Dr. James Bowman, expert in blood diseases

Published 5:00 am Friday, September 30, 2011

CHICAGO — Dr. James E. Bowman, a widely recognized expert in inherited blood diseases and population genetics, was the first tenured African-American professor in the University of Chicago’s Biological Sciences Division.

Dr. Bowman, 88, died of renal cancer Wednesday at the University of Chicago Medical Center, according to the university and his daughter, Valerie Jarrett, who is a senior adviser to President Barack Obama.
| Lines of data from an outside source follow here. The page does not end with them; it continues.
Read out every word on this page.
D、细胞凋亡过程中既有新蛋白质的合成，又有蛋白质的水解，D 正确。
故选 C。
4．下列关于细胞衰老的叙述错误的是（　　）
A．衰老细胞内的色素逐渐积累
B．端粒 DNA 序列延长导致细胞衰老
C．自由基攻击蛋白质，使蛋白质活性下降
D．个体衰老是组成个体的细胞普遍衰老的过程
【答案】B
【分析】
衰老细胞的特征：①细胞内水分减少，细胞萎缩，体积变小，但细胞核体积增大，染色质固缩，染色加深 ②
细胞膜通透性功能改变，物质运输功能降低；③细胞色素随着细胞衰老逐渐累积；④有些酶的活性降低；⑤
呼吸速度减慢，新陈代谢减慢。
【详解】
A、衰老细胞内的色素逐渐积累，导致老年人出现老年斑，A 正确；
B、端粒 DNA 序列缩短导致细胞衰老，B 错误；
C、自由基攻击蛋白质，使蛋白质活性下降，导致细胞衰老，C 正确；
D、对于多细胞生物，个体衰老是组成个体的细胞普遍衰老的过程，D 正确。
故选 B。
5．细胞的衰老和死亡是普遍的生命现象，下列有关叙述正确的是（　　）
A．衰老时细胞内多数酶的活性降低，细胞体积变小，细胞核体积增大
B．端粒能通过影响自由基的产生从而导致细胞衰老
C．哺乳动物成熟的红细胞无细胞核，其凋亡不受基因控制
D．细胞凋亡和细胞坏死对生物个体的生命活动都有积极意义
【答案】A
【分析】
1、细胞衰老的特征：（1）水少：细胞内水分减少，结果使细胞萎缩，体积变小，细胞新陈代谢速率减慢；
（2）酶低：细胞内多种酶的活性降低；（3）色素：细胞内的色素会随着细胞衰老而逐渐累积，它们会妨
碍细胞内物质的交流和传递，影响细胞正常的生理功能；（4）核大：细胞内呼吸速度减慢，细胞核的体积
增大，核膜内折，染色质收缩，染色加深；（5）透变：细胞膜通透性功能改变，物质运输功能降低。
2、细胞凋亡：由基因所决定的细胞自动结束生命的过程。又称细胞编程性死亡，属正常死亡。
On Thursday, Jarrett recalled that in all the times she played chess with her father, she won only once — he never let her win just to boost her ego.

He took a similar approach to at the University of Chicago’s Pritzker School of Medicine, where he was an assistant dean for minority affairs at the U. of C’s Biological Sciences Division.

“His goal was try to increase the number of underrepresented minority students who came to Pritzker, but he really wanted to emphasize that they had to be excellent,” said William McDade, deputy provost for Research and Minority Issues at the University of Chicago.

“He didn’t want to see different standards for minority students, he just wanted to have the most excellent minority students that we can train.”

Bowman was born Feb. 5, 1923 in segregated Washington, D.C.

After graduating from Howard University in 1943, he entered Howard’s medical school that fall and was then drafted into the U.S. Army as part of a three-year medical training program.

Bowman eventually came Chicago for an internship at Provident Hospital then accepted a residency at St. Luke’s Hospital (now part of Rush University Medical Center). According to the University of Chicago, he was the first black resident to train at St. Luke’s.

Around this time, he met Barbara Taylor, the daughter of Robert Taylor, the first black chairman of the Chicago Housing Authority. The couple married in 1950.

Bowman was chairman of pathology for three years at Provident Hospital, then was drafted again into the military, serving as chief of pathology for a laboratory in Denver.

After his release, he found himself being offered jobs at pay far less than that of white counterparts, his daughter said.

Unhappy with pervasive racial discrimination., Dr. and Mrs. Bowman left the country in 1955 and settled in Shiraz, Iran, where they worked with other foreign doctors to establish Nemazee Hospital.